Tech giant Microsoft announced Thursday that it will remove its business networking site LinkedIn from the Chinese market later this year due to tough regulations from Beijing.
What did Microsoft say?
The company said in a blog post that ending the website’s operations in the country was due to “a significantly more challenging operating environment and greater compliance requirements in China.”
LinkedIn had been criticized for blocking the profiles of American journalists in China for sharing “prohibited content.” Academics, government employees and other figures on the platform have also been blocked for similar reasons.

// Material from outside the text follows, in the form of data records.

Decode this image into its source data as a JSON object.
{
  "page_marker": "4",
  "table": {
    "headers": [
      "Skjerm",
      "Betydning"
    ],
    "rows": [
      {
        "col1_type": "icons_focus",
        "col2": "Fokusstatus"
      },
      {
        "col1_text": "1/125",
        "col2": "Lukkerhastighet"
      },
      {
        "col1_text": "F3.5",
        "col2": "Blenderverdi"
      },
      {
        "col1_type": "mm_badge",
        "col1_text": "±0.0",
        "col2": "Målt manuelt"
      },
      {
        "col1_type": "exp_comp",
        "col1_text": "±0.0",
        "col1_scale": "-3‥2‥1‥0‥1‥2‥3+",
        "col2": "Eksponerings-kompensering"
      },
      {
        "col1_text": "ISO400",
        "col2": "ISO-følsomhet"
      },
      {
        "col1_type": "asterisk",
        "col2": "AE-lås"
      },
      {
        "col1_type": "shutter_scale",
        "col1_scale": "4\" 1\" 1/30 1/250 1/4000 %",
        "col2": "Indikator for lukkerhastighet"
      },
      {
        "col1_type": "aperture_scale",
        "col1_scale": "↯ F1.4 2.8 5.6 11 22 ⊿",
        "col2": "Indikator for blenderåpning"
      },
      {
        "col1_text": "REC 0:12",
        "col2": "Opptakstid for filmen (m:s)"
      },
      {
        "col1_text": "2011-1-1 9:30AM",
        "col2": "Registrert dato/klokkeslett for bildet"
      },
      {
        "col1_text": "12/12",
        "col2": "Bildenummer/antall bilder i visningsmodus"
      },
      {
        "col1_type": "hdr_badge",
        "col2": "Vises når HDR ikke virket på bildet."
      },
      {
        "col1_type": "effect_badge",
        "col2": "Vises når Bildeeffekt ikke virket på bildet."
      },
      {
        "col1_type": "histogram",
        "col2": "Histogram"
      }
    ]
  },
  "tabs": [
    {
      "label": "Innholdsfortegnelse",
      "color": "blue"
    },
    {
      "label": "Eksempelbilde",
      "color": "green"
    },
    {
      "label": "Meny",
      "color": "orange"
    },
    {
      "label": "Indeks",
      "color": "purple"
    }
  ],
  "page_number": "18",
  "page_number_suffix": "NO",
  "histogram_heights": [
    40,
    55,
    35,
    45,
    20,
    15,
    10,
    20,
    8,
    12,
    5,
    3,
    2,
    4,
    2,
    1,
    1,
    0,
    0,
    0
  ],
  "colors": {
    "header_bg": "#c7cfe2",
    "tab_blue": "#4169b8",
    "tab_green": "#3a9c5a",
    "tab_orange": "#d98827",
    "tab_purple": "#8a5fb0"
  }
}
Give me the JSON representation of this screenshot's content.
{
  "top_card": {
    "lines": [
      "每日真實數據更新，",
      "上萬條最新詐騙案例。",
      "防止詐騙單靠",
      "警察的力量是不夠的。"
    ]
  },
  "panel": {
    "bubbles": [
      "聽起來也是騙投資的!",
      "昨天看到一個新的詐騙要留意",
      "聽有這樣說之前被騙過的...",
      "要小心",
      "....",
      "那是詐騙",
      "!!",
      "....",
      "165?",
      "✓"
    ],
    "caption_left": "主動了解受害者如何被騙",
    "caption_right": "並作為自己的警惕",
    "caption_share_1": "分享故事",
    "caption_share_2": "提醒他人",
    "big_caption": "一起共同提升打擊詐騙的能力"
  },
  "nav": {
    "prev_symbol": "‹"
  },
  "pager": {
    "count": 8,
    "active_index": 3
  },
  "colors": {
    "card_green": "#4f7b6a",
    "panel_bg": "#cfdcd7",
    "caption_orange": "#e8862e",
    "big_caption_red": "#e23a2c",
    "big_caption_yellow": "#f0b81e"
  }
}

Linkedin has justified the move by saying its localized platform in China, which was launched in 2014, must comply with Chinese laws. Human rights organizations have condemned the censorship.
The platform will be replaced with a service called InJobs, which uses some of LinkedIn’s networking features but does not allow users to post content or share articles.
LinkedIn last major US social media site in China
LinkedIn was the last major US social media site to still be operating in China, with the government having blocked popular platforms such as Facebook and Twitter.
Eyck Freymann, a China studies researcher and doctoral candidate at the University of Oxford in the UK, told AP news agency that LinkedIn ultimately made the right choice pulling the plug. He had received a lettter from LinkedIn earlier this year that said he was sharing “prohibited content” and that his account would be hidden.
Freyman called it “shameful” that LinkedIn was engaging in censorship of its users.
Social media sites are subject to strict rules in China and are required to hand over the personal data of Chinese users when asked by the government. The platforms are also required to delete sensitive content, such as posts that are critical of the ruling Chinese Communist Party.